A frown on his face, slumping in his chair, Johnson stared at seven people who made victim-impact statements. He then apologized for "my part of this accident," which he had already tried to blame on one victim, and accused the prosecutor of "assassinating my character and my family."

In sentencing Johnson to five to 10 years in prison, Common Pleas Court Judge Rose Marie DeFino-Nastasi did not mince words: "This was not an accident. 'I'm sorry for my part in the accident'? There is no 'part' of this accident. There is you, totally alone, as the cause because of the choices you made."

In April, a Philadelphia jury found Johnson, of North Philadelphia, guilty of homicide by motor vehicle while driving intoxicated and related assault charges in the February 2011 crash that killed pedestrian Kevin Whye, 42, and injured Inia Withers, 42, as they stood in the median waiting to cross Broad Street at Erie Avenue.

DeFino-Nastasi was required to sentence Johnson to a minimum three- to six-year prison term on the homicide conviction, and defense attorney Geoffrey Kilroy asked for no more than that.

Kilroy cited Johnson's worsening health and said a longer prison term would be "essentially a death sentence."

Johnson's mother, sister, and son pleaded for mercy, calling Johnson a good husband and father who worked 15 years in housekeeping at Temple University Hospital.

But the judge cited the facts that Johnson was intoxicated when he caused the accident and was also on probation from an earlier no-contest plea to assaulting a police officer who had stopped him and found him with drugs in his possession.

DeFino-Nastasi said she did not believe Johnson's claim that he did not know where to go for help with his long-standing dependence on drugs and alcohol: "You worked 15 years at Temple University Hospital."

The judge tacked on two to four years for a count of aggravated assault by vehicle involving Withers, who suffered two broken legs and a broken pelvis.

DeFino-Nastasi ordered Johnson to be on reporting probation for four years after release, including mandatory drug and alcohol testing and treatment. She fined him $1,000 and ordered him to reimburse Whye's family $5,075 in outstanding funeral costs.
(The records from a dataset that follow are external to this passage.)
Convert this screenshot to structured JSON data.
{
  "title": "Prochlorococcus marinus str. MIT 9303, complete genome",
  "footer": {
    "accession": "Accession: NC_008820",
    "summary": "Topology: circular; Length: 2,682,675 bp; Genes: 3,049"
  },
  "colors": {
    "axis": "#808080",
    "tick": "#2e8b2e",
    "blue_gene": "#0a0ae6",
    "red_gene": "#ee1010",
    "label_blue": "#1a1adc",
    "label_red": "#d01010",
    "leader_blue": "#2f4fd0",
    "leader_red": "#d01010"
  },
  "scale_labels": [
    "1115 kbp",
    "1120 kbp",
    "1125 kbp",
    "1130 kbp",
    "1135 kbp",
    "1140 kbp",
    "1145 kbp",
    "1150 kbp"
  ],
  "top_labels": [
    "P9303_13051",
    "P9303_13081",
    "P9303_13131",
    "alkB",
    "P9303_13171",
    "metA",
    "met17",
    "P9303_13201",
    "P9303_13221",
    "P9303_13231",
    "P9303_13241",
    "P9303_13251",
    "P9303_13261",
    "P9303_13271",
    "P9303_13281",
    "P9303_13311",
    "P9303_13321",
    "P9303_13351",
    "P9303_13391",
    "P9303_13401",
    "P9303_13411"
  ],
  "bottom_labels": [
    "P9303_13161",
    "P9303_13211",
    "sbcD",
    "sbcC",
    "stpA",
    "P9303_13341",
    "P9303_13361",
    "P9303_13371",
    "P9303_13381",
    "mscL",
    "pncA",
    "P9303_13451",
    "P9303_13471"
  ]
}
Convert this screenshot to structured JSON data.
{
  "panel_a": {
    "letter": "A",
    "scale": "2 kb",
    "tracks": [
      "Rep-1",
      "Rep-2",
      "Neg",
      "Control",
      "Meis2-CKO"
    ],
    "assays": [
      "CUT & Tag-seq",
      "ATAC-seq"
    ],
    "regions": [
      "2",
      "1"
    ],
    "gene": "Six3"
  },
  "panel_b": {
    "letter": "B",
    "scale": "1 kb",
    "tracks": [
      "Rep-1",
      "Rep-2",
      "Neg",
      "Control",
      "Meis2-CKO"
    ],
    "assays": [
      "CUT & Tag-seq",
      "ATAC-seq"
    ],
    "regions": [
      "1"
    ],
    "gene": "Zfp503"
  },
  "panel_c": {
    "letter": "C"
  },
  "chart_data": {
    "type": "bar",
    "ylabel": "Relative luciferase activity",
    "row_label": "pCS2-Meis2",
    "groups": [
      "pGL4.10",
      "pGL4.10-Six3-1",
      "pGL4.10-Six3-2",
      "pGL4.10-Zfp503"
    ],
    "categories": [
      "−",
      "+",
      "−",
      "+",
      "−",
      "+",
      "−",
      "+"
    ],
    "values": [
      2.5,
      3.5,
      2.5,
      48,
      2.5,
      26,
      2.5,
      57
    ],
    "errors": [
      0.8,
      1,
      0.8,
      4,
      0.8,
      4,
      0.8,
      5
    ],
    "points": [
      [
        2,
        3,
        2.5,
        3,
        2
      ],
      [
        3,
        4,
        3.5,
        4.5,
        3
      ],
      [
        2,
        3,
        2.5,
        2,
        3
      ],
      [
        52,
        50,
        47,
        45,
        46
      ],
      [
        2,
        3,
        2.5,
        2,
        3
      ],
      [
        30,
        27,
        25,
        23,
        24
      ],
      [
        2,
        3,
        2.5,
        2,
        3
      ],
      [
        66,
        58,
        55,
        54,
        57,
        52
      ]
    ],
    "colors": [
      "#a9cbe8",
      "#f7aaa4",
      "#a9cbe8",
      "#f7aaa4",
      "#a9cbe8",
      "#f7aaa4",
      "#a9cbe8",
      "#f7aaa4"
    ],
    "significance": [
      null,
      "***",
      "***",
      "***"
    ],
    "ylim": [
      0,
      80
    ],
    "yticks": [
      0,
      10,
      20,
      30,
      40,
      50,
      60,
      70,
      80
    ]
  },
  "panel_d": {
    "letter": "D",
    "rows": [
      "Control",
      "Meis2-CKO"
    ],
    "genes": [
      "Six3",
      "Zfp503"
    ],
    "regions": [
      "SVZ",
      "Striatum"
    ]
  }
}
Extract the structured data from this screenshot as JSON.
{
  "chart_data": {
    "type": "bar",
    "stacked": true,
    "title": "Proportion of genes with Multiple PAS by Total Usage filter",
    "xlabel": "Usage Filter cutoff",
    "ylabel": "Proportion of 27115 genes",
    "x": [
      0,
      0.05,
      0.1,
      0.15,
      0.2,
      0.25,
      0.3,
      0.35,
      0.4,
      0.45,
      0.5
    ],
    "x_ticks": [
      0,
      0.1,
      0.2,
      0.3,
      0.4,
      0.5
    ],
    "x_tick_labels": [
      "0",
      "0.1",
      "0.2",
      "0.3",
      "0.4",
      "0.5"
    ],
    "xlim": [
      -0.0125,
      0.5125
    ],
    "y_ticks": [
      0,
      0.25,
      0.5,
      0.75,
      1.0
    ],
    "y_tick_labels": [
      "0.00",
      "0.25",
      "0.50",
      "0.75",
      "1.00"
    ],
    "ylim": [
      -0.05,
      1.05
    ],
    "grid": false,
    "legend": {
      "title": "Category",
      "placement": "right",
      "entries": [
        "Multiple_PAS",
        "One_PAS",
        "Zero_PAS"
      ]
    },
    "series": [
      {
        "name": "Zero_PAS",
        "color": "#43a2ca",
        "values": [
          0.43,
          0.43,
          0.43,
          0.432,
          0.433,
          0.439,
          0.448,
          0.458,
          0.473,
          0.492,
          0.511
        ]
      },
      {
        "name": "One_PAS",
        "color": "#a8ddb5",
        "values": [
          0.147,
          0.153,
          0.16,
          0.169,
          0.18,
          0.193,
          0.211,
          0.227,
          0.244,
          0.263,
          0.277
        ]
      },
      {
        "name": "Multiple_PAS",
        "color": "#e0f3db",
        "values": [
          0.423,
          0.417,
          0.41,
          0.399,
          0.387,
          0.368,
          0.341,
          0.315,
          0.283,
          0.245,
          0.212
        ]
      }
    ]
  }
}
Assistant District Attorney Gwenn Cujdik had sought a six- to 12-year prison term, citing the number of people traumatized in the accident.

According to Cujdik, the accident occurred Feb. 26, 2011, at 8:20 p.m., after Johnson attended a beef-and-beef fund-raiser at Broad and Erie.

Parked on the northbound side of Broad Street, Johnson made a U-turn across two northbound and two southbound lanes of traffic and hit a car driven by Esther Davis. Davis was returning home from a wedding and had six passengers: two adult women and four young children.

Cujdik said the impact sent Davis' car out of control into the northbound lanes of Broad Street and into Whye and Withers.

Davis' vehicle - with Whye and Withers still on the hood - then hit a parked car containing two women, plowed down a traffic sign, and stopped when it hit a tree. Whye and Withers landed on the north-side sidewalk.

Cujdik said Johnson's blood-alcohol level was 0.20 - more than twice the legal threshold for intoxication. At trial, Johnson's defense was that Davis had struck his car, which the jury rejected with its verdict.

Whye was described as a devoted family man with five children, including a daughter who had just graduated high school.

Davis wept as she described the "nightmare" of watching her car kill someone as it went out of control. She said she still receives therapy for the guilt she feels.

"He tried to blame me," Davis told the judge. "He wouldn't man up to the part he played."